What we thought was going to be easy became a slog. Early on, it felt like we just had to keep digging to find the right location. We were halfway convinced there was a secret gem of a neighborhood (or even a block) that we just had to uncover. The more places we drove through and toured, the more apparent it came that wasn’t true. Puerto Vallarta, while a truly lovely historic tourist destination for real reasons, is a constant chaos factory. Chelsea kept talking about how sensorily overwhelmed she was. We were both concerned about the risk to Hobbes and our dog while walking around the city and crossing the cobblestone streets because drivers treat them like race tracks. You just have to hope you’ve identified a real gap and do your best to maintain solid footing as you sprint across. After a particularly harrowing, humid night trying to safely walk from the Malecón (a family-friendly version of Bourbon Street along a beach) back up the hills in Cinco de Diciembre, we finally admitted defeat. Puerto Vallarta isn’t going to be the shelter and springboard we’d imagined. We agreed to shift our search 45 minutes north to Bucerias, the sleepy little town we have been staying in and visited numerous times over the years.
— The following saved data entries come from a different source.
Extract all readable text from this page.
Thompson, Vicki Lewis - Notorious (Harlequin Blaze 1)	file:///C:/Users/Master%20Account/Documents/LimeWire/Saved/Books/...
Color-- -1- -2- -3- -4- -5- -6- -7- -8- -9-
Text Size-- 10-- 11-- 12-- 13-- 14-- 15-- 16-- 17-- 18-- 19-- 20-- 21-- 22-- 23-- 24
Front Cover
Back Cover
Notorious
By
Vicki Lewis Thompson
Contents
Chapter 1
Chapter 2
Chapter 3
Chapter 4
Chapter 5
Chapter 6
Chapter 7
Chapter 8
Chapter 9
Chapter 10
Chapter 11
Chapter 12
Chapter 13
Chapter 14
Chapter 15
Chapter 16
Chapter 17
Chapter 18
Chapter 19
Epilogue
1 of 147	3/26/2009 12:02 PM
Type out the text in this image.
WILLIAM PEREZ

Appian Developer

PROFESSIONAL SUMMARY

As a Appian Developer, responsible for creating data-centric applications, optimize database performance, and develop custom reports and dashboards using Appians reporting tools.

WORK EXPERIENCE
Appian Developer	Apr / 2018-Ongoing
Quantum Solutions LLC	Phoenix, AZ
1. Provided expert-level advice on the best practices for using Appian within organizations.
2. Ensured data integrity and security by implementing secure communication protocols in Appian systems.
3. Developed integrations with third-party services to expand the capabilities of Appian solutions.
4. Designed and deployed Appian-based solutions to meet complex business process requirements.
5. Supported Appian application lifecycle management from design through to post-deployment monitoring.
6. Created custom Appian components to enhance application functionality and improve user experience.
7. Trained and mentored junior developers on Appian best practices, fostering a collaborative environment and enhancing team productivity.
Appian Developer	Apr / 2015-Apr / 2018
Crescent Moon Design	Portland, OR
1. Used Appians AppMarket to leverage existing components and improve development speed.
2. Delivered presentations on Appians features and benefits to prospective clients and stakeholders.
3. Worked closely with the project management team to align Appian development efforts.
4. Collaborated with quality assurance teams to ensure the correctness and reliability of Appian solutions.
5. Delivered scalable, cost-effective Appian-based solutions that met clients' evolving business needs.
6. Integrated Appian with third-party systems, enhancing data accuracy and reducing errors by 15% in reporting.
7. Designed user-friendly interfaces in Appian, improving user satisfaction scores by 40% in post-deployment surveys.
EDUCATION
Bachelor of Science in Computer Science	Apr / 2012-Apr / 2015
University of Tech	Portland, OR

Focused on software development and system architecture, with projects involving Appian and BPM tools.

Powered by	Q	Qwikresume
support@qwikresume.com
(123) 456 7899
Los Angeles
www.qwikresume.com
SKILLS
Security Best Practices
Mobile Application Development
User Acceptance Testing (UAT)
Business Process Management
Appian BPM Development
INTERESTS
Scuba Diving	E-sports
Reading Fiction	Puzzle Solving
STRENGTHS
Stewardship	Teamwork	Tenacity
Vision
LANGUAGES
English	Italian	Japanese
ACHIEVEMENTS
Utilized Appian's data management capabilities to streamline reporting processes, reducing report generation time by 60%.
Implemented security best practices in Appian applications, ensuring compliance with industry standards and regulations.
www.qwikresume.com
The compromises that accompany that shift are many. Compared to PV, Bucerias’ number of restaurants and cafes (especially this time of year when so many are closed for the low season) is very small. The diversity of cuisines and open serving hours aren’t comparable. There is no UberEats or Rappi food delivery in Bucerias. There are no dog daycares, Costco, McDonald’s, or fancy cocktail bars. What Bucerias does have to offer over PV turned out to be more important to us at this point in time: a quieter area, wider neighborhood streets with (mostly) usable sidewalks, along with traffic patterns that make it safe for Hobbes to cross the street without being held by the hand.